Music: The Go! Team - Get It Together

Saturday, February 14, 2009

Fwd: New Jersey - Recycled-Container Chic - NYTimes.com

So you've all driven through Newark on the Turnpike or 78. You've all looked out your locked car windows at the piles of trash, smoke stacks, car lots, power plants, Bon Jovi's, fat sandwiches, and anything else that apparently give the rest of the country the only picture of the great state of New Jersey. inside this dirty exisits the building blocks of a promising and innovative way of building buildings.
As told by Pops, who somehow knows a lot about a lot, there is a great surplus of shipping containers in Jersey straight up chilling. A great amount of products that come into the NY/NJ ports are carried in standard shipping containers.

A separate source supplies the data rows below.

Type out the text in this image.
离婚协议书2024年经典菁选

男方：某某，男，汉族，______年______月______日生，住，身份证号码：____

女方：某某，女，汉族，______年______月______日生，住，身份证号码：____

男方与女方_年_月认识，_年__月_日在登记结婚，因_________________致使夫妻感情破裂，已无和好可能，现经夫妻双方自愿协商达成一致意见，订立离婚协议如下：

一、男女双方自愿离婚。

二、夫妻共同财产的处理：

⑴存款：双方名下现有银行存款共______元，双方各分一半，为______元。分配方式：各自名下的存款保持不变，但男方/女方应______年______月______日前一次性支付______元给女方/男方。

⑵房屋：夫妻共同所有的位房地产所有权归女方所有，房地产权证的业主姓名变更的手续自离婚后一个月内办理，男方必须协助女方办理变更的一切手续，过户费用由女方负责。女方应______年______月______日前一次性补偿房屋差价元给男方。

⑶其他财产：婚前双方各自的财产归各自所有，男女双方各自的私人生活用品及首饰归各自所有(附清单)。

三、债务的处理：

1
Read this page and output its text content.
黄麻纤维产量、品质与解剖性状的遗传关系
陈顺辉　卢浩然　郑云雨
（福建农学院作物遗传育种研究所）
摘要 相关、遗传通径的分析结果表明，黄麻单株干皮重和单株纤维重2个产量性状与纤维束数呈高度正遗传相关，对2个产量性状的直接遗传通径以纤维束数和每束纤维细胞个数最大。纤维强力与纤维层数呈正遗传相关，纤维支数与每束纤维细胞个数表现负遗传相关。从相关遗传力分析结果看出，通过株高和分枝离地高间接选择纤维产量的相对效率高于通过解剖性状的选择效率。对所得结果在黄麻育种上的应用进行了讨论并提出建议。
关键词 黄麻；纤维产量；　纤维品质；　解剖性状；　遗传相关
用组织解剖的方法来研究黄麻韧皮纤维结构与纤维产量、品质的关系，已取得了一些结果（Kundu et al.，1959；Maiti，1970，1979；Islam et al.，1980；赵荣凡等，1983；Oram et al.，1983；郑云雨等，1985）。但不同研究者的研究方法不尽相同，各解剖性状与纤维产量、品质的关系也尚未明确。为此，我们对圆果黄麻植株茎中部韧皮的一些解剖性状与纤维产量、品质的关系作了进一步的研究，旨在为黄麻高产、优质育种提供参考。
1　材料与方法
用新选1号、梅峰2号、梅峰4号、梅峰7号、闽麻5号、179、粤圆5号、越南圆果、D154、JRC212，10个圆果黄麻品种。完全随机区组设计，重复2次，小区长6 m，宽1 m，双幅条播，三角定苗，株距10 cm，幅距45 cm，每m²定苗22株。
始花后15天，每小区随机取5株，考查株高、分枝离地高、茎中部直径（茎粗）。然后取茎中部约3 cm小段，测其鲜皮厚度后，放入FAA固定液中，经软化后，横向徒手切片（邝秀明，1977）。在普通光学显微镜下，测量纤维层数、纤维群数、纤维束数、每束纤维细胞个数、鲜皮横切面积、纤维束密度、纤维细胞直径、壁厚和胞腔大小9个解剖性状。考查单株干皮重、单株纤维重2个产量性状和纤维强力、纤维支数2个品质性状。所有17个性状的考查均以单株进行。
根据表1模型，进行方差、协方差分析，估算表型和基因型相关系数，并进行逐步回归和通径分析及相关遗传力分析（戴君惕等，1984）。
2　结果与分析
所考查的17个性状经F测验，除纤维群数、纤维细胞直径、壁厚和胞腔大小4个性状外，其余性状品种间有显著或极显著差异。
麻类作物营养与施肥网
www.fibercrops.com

The shipping crates are not shipped back to Asia because it's cheaper to just make new ones.
The title of this post is from a NY Times article about how some dudes want to build an apartment omplex in Harrison, NJ out of the surplus of containers.
This theory has been around for a while, not just for apartment complexes, but for shelters for third world countries. Think about it. You're in a third world country picking rice or oranges or making some Air Jordans in a factory all day. You get out after a 12-hour day and get home to your house made out of plastic siding, cardboard, and anything else you can gather. And your house sits within a lovely neighborhood of other plastic siding houses. You're so money. Oh wait, no you're not, you're far from it. You're not asking for much, obviously gwtting by with nothing already. You just a want roof over your head, a locked door you can hide behind, and maybe some electricity and a hot shower every so often. You just need a shipping crate from Newark.